2. Satgas Saber Pungli: Perang Lawan Mafia yang Belum Usai

Tujuan Awal:
Pada Oktober 2016, Presiden Jokowi membentuk Satuan Tugas Sapu Bersih Pungutan Liar (Satgas Saber Pungli) melalui Perpres Nomor 87 Tahun 2016. Tujuannya jelas: memberantas praktik pungutan liar yang selama ini menjadi “monster” pengganggu investasi di pusat maupun daerah.

Yang Terjadi:
Meski ada Satgas, praktik pungli masih saja merajalela. Ketua Kadin DKI Jakarta, Diana Dewi, pernah menyampaikan bahwa membangun usaha di daerah kerap menghadapi pungli, bahkan dari Lembaga Swadaya Masyarakat (LSM). Hal ini membuat biaya usaha membengkak dan menurunkan minat investor.

“Yang kami rasakan ternyata banyak sekali pungli (pungutan liar) di daerah.
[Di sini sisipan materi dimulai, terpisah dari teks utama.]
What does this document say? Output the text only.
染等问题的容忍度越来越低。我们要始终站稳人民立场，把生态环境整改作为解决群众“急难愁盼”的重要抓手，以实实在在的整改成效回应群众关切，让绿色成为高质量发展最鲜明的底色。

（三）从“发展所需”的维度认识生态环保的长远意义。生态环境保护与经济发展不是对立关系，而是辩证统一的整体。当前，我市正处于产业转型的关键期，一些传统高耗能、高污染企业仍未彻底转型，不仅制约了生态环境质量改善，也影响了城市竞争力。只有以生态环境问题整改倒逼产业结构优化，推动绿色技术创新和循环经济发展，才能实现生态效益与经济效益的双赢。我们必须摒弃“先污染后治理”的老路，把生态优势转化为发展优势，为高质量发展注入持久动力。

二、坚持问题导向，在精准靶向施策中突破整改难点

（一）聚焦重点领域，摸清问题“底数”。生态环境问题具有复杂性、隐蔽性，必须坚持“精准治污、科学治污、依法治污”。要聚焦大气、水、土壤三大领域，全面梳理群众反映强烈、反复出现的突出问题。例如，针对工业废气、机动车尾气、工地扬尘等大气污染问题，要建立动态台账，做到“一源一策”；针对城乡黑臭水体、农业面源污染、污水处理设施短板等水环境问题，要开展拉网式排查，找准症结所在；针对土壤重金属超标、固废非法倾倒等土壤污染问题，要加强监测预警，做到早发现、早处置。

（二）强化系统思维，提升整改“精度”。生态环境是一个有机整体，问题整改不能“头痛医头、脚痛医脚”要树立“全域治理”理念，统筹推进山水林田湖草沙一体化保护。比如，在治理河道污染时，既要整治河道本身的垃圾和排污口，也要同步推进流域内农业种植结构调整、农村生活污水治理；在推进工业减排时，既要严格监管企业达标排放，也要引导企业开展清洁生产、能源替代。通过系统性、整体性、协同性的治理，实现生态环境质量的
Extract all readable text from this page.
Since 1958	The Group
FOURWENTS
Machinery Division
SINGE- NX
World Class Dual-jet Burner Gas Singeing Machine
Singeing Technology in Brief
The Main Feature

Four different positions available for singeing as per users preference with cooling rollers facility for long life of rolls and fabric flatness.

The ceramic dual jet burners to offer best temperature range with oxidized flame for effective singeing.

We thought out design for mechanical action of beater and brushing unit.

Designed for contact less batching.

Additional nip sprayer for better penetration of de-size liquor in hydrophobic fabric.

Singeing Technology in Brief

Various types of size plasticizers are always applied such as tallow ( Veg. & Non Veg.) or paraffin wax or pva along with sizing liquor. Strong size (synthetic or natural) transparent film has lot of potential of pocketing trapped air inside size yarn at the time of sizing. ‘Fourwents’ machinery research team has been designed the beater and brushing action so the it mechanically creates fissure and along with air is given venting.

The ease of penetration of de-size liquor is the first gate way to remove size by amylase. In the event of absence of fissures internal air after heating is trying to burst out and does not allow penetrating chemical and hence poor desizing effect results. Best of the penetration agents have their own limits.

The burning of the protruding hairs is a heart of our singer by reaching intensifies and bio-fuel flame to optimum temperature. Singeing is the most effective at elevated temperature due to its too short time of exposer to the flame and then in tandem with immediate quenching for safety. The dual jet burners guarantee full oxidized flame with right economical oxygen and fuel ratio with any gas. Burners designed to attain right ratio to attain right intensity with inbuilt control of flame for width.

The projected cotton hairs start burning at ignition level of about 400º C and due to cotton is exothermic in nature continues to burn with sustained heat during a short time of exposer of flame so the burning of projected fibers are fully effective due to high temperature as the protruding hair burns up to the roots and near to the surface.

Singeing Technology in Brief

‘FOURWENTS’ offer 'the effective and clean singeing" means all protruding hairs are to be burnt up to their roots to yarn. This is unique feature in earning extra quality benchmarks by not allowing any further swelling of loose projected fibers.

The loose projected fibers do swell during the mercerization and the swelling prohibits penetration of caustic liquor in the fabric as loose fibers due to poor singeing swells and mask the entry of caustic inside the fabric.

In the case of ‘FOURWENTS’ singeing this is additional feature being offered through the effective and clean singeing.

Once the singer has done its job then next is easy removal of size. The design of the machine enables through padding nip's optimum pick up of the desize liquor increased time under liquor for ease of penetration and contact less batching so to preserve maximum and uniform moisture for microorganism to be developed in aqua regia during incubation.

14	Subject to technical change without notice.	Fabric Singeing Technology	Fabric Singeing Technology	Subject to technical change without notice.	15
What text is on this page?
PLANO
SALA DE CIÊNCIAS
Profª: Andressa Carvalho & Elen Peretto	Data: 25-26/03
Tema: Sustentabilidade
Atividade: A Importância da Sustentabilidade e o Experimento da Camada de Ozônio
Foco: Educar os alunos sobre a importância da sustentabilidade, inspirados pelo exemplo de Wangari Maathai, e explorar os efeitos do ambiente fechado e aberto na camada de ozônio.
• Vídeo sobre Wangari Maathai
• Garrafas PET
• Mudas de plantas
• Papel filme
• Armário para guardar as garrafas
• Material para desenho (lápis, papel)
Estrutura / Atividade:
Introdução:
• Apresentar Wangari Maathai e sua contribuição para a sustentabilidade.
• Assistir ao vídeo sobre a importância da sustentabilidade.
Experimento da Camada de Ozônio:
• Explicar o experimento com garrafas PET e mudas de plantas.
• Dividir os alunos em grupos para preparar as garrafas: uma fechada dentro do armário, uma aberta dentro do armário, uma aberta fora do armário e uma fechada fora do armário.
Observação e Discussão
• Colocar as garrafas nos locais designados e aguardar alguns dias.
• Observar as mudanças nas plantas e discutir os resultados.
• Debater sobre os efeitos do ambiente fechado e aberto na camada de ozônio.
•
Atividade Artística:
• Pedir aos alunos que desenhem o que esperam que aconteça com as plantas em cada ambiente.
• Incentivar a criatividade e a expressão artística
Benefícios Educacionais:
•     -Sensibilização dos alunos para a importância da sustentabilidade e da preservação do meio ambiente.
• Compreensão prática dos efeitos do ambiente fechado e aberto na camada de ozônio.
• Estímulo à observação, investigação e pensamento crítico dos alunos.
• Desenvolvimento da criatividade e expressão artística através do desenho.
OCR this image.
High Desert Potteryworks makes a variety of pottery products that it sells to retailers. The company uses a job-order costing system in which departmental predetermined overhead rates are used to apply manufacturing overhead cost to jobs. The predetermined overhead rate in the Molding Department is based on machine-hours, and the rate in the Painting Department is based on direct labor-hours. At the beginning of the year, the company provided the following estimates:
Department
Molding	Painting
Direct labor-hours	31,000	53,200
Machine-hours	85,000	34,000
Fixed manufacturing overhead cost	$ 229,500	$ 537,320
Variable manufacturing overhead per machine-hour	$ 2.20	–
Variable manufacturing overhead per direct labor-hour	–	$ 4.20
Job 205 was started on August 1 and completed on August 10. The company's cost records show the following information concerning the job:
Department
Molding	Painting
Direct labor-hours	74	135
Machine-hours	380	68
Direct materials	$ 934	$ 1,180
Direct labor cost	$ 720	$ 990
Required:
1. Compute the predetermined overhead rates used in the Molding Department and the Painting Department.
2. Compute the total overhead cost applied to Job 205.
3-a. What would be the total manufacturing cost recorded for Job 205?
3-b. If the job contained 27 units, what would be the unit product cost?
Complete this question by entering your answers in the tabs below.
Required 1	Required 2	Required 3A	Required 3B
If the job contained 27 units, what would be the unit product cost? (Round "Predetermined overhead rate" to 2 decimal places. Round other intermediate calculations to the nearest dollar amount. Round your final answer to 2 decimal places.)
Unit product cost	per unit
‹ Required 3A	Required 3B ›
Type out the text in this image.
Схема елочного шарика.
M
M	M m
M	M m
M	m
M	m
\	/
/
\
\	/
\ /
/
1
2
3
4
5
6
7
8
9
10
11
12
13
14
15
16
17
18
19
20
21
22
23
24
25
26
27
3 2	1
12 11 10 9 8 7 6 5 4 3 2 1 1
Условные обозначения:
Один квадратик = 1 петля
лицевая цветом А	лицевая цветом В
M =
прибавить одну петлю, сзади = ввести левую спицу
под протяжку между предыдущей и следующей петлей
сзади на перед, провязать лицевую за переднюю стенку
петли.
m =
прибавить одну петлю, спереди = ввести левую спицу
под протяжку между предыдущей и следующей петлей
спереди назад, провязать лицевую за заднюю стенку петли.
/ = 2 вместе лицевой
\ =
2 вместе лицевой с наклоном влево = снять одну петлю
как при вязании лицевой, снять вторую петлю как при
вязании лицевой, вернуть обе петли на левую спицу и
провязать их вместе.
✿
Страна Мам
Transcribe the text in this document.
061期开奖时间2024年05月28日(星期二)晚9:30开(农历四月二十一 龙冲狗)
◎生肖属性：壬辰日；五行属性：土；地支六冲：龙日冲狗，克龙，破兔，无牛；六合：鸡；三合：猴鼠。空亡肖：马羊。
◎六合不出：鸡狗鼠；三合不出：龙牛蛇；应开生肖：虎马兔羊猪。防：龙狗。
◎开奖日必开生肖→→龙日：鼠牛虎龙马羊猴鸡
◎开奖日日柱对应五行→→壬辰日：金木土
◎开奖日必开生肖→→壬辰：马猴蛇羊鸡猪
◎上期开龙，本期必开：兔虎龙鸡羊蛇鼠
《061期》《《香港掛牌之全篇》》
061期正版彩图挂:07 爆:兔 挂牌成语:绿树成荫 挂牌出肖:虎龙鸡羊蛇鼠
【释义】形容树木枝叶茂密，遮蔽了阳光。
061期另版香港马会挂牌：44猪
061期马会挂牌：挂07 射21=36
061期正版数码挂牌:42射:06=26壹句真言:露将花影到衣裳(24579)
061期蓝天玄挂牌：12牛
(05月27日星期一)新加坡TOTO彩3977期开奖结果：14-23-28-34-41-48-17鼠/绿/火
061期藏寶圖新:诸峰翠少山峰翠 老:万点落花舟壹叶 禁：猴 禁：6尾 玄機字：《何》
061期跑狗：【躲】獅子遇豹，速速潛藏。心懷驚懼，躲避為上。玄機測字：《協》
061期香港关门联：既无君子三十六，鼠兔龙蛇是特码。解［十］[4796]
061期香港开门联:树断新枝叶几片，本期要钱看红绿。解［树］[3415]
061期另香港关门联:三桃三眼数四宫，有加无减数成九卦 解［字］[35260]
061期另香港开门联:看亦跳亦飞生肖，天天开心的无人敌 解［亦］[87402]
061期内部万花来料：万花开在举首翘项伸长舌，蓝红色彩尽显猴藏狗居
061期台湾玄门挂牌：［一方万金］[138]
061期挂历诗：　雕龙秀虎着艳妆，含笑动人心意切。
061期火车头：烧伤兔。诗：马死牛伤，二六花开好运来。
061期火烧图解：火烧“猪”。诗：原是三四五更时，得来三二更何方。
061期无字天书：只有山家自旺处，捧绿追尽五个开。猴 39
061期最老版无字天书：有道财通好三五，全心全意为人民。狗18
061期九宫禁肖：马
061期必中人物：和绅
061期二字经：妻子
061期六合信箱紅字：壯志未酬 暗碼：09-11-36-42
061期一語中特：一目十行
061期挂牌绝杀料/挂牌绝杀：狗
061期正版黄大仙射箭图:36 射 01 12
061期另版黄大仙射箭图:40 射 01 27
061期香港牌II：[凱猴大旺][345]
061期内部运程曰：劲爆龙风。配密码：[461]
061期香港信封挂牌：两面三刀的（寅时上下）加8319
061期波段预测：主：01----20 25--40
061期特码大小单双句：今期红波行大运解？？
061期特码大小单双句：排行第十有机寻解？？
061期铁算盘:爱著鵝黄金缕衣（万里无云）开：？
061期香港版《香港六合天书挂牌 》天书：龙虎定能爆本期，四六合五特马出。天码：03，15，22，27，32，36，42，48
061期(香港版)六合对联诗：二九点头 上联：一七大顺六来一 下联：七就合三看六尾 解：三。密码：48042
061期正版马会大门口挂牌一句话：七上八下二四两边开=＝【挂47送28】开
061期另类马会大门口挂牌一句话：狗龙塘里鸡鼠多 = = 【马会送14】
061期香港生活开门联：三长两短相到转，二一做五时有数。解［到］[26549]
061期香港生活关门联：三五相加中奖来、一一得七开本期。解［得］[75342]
Kami di daerah tidak seperti di DKI, kebijakan yang dihadapi berbeda dan mereka halalkan, kalau kita istilahnya under table, selalu banyak,” kata Diana.

Terbaru, Satgas Saber Pungli ini bahkan telah dibubarkan oleh Presiden Prabowo Subianto pada Juni 2025 melalui Perpres Nomor 49 Tahun 2025, karena dinilai sudah tidak efektif.

3. Sistem OSS (Online Single Submission): Digitalisasi Tak Selalu Otomatis Selesaikan Masalah

Tujuan Awal:
Sistem Online Single Submission (OSS) diluncurkan pada 2018 sebagai upaya pemerintah untuk mempercepat dan menyederhanakan proses perizinan usaha dan investasi secara elektronik, di bawah koordinasi Kementerian Investasi/BKPM. Konsepnya adalah “satu pintu” agar investor tidak perlu lagi berbelit-belit mengurus izin.

Yang Terjadi:
Meski sudah didigitalisasi, sistem OSS belum bekerja signifikan. Ekonom Syafruddin Karimi menilai OSS masih tersandera oleh praktik lama yang enggan berubah.

“Pemerintah tampak terlalu percaya bahwa digitalisasi akan otomatis menyelesaikan masalah birokrasi. Padahal, tanpa penyederhanaan proses, integrasi kelembagaan, dan pembenahan perilaku aparatur, sistem secanggih apa pun akan lumpuh di tangan struktur yang tidak mau berubah,” jelasnya.

Artinya, yang dibutuhkan bukan hanya platform digital, melainkan penataan ulang menyeluruh atas tata kelola perizinan dari hulu ke hilir, termasuk mentalitas birokrat.

Apa Langkah Pemerintah Sekarang?

Di bawah kepemimpinan baru, pemerintah, melalui Wakil Menteri Investasi dan Hilirisasi Todotua Pasaribu, berkomitmen untuk melakukan pembenahan menyeluruh. Salah satu langkah konkret adalah merevisi Peraturan Pemerintah (PP) Nomor 28 Tahun 2021 tentang Penyelenggaraan Perizinan Berusaha Berbasis Risiko.

Revisi ini diharapkan menjadi terobosan untuk mempercepat, mempermudah, dan memberikan kepastian hukum bagi pelaku usaha. Pemerintah juga berencana menerapkan skema “fiktif positif”, di mana izin usaha akan otomatis terbit jika kementerian atau lembaga teknis tidak mengeluarkan keputusan dalam tenggat waktu yang ditentukan. Langkah ini diharapkan memangkas waktu perizinan yang selama ini dikeluhkan.

Pemerintah optimistis target investasi sebesar Rp13.032 triliun hingga tahun 2030 dapat tercapai, demi merealisasikan pertumbuhan ekonomi 8 persen.

Kesimpulan

Gagalnya investasi Rp1.500 triliun masuk ke Indonesia pada 2024 menjadi catatan penting bagi pemerintah. Meski berbagai upaya seperti Omnibus Law, Satgas Saber Pungli, dan sistem OSS telah diluncurkan di era sebelumnya, tantangan seperti ketidakpastian hukum, pungli, dan birokrasi yang berbelit masih menjadi ganjalan.

Kini, dengan komitmen untuk mereformasi birokrasi dan sistem perizinan, termasuk penerapan “fiktif positif”, diharapkan iklim investasi di Indonesia bisa lebih menarik. Kepastian hukum dan kemudahan berusaha adalah kunci utama agar para investor tidak ragu lagi menanamkan modalnya di Tanah Air, demi kemajuan ekonomi Indonesia.